I haven't used Excel on it, but I had decent luck with peroxide (1 ounce of household hydrogen peroxide per 10 gallons of water ). In a particularly bad case I resorted to using antibiotics (erythromycin) see: http://www.malawicichlidhomepage.com/aquainfo/algae_erythromycin.html


----------



## Red (Aug 20, 2009)

Thanks for the suggestions, I've got more options now than when I first discovered the problem

I have BGA on a piece of driftwood - I thought I might just boil the wood in water but may just get rid of it to be safe (good excuse for visit to LFS). The outbreak seems to be localized to the front of the tank and the largest piece about the size of a quarter the rest is just pebble sized flecks on the substrate. I have no inverts just plants & fish so peroxide is OK. I have been scooping up daily but realize that is only a temporary fix.

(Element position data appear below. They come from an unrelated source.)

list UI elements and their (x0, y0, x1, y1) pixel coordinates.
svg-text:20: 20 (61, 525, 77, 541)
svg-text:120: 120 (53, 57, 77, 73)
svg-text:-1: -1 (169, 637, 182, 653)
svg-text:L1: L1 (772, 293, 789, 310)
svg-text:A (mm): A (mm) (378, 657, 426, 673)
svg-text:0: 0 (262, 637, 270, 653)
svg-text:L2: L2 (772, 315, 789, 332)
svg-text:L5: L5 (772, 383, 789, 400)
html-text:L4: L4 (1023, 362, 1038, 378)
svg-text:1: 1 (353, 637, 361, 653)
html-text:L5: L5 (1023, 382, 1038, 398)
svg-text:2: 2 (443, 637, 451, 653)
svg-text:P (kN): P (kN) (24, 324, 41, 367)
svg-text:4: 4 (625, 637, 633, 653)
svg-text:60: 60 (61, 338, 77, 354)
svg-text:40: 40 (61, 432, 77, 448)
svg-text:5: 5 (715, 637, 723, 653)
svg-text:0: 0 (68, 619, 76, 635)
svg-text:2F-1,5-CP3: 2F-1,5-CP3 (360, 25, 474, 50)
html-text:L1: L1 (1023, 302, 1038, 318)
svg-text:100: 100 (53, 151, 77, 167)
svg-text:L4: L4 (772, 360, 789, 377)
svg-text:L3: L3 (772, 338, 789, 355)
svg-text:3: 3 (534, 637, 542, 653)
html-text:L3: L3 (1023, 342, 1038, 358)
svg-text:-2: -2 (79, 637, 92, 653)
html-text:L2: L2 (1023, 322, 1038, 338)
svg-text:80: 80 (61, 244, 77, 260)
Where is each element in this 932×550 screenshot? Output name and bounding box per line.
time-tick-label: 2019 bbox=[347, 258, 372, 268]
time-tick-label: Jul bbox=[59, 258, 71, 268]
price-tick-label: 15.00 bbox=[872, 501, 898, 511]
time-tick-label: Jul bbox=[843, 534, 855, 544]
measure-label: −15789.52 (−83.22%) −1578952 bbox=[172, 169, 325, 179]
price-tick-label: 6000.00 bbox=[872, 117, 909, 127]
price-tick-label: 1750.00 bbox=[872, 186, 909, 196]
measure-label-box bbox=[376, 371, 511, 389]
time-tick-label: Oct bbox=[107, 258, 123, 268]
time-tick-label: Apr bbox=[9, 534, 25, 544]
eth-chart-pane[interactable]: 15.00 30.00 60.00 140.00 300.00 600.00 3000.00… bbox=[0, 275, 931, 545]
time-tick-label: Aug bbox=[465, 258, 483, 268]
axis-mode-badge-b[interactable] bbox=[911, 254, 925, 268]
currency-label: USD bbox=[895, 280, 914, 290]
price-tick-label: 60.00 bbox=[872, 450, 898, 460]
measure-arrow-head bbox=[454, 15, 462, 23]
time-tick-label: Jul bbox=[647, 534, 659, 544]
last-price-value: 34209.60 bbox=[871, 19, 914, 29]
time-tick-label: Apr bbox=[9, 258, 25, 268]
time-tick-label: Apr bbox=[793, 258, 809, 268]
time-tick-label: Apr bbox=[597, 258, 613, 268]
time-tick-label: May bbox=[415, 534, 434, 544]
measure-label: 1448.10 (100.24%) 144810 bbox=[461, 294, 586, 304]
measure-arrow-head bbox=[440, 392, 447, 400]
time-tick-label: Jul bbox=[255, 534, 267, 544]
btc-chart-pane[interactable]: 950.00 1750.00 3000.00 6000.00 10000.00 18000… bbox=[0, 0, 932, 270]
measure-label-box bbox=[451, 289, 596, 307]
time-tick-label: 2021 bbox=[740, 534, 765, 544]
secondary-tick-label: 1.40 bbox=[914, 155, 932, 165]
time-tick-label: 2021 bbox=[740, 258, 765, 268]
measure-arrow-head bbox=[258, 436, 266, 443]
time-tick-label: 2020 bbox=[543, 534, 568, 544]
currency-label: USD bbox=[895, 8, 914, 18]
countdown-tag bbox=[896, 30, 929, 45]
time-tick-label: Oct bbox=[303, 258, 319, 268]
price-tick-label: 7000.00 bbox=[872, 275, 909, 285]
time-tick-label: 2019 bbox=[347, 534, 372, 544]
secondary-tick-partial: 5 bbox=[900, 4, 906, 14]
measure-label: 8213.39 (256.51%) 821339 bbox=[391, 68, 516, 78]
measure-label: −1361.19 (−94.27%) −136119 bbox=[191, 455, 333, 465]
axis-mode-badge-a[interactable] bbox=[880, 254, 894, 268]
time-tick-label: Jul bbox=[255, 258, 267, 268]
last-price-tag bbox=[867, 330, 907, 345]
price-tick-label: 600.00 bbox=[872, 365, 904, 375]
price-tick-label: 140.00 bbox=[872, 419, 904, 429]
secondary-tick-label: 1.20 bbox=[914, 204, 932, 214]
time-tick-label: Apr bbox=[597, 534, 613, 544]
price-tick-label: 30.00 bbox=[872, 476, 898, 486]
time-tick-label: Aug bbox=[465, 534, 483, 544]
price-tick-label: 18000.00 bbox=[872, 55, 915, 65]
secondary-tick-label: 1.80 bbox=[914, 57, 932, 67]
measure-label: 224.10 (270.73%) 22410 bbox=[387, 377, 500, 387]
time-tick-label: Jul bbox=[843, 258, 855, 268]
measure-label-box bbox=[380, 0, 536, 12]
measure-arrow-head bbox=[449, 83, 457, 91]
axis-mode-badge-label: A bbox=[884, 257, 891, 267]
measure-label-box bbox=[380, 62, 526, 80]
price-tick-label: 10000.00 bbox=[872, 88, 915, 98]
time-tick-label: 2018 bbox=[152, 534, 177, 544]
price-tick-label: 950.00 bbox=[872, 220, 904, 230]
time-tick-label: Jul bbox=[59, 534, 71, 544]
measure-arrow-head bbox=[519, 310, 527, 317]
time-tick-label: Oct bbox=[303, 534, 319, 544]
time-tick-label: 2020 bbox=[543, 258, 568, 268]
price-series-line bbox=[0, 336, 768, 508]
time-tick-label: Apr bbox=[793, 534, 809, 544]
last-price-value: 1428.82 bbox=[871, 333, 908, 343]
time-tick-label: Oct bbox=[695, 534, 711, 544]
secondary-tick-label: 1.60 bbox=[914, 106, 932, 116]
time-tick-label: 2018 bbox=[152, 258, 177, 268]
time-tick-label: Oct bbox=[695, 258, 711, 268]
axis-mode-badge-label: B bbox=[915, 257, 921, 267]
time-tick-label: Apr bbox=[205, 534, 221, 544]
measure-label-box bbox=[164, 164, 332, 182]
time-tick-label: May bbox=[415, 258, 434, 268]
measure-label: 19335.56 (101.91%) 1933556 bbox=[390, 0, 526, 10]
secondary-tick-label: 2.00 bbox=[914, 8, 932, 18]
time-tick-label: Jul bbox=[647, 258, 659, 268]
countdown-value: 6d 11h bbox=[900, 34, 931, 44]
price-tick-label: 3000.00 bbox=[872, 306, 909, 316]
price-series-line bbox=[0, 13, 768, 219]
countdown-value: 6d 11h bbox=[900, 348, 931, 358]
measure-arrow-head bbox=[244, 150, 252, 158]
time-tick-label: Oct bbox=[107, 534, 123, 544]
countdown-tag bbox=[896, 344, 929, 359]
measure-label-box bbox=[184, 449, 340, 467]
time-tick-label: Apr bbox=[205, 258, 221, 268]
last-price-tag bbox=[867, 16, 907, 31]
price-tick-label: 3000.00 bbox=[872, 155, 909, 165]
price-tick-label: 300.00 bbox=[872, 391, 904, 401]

Is there a way of determining water circulation (food dye?)?

Does the hydrogen peroxide need to come into direct contact with the BGA, if so what's the best method of applying?


----------



## Calmer (Mar 9, 2008)

Red said:


> Does the hydrogen peroxide need to come into direct contact with the BGA, if so what's the best method of applying?


Use a syringe or a syringe with airline tubing attached to direct the hydrogen peroxide to the affected area. http://en.wikipedia.org/wiki/File:Syringe.jpg
More information here:
http://www.gpodio.com/h2o2.asp


----------